Survey shows slight increase in Minnesota injury, illness rate
Minnesota's estimated workplace injury and illness rate for 2020 rose slightly from that of 2019. According to the annual Survey of Occupational Injuries and Illnesses, the state had an estimated 3.5 OSHA-recordable, nonfatal, workplace injuries and illnesses per 100 full-time-equivalent (FTE) workers in 2020; the estimated rate for 2019 was 3.2 cases per 100 FTE workers, the lowest ever recorded since 1973.
The survey estimated Minnesota had 76,700 workers with OSHA-recordable, nonfatal, workplace injuries and illnesses in 2020, compared to 73,600 estimated cases for 2019. There were 17,400 illnesses in 2020 and, of these, 14,500 were respiratory illnesses, including 14,300 COVID-19 cases. In 2019, there were 400 respiratory cases and in 2018, 200.
In 2020, Minnesota's employment covered by the survey was approximately 2.78 million workers. In 2019, employment covered by the survey was 2.87 million workers.
"These survey results show the importance of employers taking measures to keep the workplace safe from the hazards of COVID-19 and other injuries and illnesses," said Roslyn Robertson, Department of Labor and Industry (DLI) commissioner. "We appreciate the good-faith efforts employers in Minnesota are taking to provide a safe and healthful workplace for their employees."
Nationally, an estimated 3,229,200 nonfatal workplace injuries and illnesses were reported in private- and public-sector workplaces for 2020, resulting in a rate of 2.9 cases per 100 FTE workers.
Other results from the Minnesota survey
The industry divisions with the highest total injury and illnesses rates were: state government health care and social assistance (11.1 cases per 100 FTE workers); private health care and social assistance (7.3); and local government public administration (5.9).
An estimated 34,900 worker injuries, 1.6 cases per 100 FTE workers, had one or more days away from work after the day of injury.

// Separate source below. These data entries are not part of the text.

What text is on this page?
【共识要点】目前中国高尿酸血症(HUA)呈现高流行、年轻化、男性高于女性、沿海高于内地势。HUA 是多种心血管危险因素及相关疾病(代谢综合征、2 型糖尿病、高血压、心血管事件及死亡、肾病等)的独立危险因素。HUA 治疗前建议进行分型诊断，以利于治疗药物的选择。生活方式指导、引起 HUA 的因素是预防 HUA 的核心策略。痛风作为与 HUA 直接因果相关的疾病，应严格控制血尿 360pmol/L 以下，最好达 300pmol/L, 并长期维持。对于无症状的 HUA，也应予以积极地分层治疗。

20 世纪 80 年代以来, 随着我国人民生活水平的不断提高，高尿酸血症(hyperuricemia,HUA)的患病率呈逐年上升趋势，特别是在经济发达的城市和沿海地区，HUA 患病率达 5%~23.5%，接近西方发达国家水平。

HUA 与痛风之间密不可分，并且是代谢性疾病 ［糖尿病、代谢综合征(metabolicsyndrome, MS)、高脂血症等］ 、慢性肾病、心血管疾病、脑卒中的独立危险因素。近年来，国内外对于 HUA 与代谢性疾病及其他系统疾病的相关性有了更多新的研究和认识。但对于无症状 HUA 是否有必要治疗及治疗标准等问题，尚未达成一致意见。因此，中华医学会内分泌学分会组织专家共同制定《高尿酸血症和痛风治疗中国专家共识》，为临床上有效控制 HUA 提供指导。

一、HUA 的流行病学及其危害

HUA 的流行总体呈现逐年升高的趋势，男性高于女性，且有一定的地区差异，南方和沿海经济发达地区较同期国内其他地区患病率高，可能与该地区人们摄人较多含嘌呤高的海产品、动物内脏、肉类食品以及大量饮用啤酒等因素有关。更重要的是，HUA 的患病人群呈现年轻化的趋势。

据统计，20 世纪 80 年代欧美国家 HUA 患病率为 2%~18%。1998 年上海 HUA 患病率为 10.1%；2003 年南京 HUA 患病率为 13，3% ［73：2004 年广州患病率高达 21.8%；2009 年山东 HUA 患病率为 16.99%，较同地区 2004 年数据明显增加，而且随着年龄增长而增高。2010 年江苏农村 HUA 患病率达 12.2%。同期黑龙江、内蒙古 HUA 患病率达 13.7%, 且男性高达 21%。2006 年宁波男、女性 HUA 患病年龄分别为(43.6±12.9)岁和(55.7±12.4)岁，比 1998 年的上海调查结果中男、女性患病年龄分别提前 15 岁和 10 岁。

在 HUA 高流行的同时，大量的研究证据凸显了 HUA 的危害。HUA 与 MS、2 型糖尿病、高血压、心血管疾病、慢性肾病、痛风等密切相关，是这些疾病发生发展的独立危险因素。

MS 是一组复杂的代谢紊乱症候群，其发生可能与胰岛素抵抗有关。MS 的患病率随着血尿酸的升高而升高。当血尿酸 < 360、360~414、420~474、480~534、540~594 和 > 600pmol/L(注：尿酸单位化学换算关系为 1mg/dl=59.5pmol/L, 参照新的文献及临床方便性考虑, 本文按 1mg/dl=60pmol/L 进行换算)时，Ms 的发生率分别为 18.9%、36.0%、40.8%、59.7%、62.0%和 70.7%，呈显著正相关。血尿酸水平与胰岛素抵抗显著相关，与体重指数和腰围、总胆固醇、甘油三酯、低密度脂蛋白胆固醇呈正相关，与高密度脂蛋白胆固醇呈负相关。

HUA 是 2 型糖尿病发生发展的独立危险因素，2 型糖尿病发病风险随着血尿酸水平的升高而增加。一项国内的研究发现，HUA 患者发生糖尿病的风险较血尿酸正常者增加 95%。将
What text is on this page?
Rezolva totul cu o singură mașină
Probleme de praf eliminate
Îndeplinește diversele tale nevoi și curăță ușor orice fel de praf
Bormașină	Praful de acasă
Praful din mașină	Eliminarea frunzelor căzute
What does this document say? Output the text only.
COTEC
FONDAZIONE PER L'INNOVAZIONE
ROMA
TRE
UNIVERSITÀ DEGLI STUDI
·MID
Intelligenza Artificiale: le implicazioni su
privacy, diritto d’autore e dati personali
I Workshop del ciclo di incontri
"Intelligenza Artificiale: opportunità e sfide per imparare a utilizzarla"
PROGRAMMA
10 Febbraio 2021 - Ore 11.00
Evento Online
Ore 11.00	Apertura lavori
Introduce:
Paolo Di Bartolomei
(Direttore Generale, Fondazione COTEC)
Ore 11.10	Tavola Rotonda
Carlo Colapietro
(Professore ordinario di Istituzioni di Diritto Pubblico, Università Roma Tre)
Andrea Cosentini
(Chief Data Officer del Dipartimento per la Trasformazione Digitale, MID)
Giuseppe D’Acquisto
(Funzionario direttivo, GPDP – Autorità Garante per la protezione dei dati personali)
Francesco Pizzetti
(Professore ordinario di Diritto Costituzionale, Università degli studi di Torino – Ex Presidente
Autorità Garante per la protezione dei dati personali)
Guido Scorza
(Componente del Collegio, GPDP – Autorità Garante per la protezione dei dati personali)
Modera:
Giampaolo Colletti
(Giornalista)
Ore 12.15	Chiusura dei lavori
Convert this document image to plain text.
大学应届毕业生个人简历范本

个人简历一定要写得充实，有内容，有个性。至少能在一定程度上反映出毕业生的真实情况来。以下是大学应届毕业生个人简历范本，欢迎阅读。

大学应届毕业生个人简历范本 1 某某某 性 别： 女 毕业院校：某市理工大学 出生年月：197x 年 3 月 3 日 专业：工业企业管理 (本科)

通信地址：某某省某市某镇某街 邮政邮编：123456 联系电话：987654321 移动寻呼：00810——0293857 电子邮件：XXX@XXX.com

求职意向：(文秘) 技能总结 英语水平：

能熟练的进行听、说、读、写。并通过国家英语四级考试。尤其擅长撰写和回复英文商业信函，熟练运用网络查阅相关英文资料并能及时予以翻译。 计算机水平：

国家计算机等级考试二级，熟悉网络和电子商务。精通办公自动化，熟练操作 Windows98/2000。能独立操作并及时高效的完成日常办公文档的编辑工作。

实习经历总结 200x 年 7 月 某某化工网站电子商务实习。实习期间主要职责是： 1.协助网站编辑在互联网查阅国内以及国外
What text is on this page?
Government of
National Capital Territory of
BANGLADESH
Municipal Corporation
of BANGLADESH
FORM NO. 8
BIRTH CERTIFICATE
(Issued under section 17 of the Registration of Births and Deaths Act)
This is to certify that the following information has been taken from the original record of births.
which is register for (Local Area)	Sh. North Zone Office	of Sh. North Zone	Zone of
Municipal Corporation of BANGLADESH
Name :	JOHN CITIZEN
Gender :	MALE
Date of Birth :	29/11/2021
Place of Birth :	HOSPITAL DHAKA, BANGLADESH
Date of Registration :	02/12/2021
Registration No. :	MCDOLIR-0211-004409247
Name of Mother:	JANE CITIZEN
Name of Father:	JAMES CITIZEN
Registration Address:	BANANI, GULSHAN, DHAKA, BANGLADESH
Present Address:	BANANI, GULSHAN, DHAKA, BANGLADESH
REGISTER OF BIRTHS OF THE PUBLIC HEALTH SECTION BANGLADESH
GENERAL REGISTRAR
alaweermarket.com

In 2019, this rate was 0.9. Additional statistics about the characteristics of the cases with days away from work are highlighted below.
The median number of days of work disability for workers with one or more days away from work was 10 days. In comparison, the median number of days away from work was six days in 2019.
COVID-19, accounted for 41% of all injuries and illnesses. Sprains, strains and tears accounted for 20%, followed by soreness and pain (14%).
The most affected body parts were body systems (43%). This is the category that contains the body parts affected by COVID-19. COVID-19 accounted for 97% of the body systems. Upper extremities (19%) was second and trunk (16%) third.
The most common injury event was exposure to harmful substances or environments (43%). This category includes exposures to COVID-19. Ninety-five percent of the cases in this category were COVID-19. The second most common injury event was overexertion and bodily movement (24%), followed by falls, slips and trips (13%).
Viruses, including COVID-19, were the source of 41% of workplace illness cases in 2020. Other common sources of injury included: the injured or ill worker (10%); persons other than the injured or ill worker (10%); and floors, walkways and ground surfaces (9%).
State agencies and the U.S. Bureau of Labor Statistics (BLS) compile the survey data. This is the primary source of workplace injury and illness statistics at the state and national levels. DLI collects injury and illness records from randomly sampled Minnesota establishments in the private and public sectors (excluding federal agencies). Approximately 3,500 establishments provided usable responses for the 2020 survey.
The Minnesota Department of Labor and Industry appreciates the thousands of employers that fulfilled their mandate to make the survey a success and enabled the publication of injury and illness rates.
Minnesota data tables are available on the DLI website. National data tables are available on the BLS website at www.bls.gov/iif/oshsum.htm and www.bls.gov/iif/oshcdnew.htm.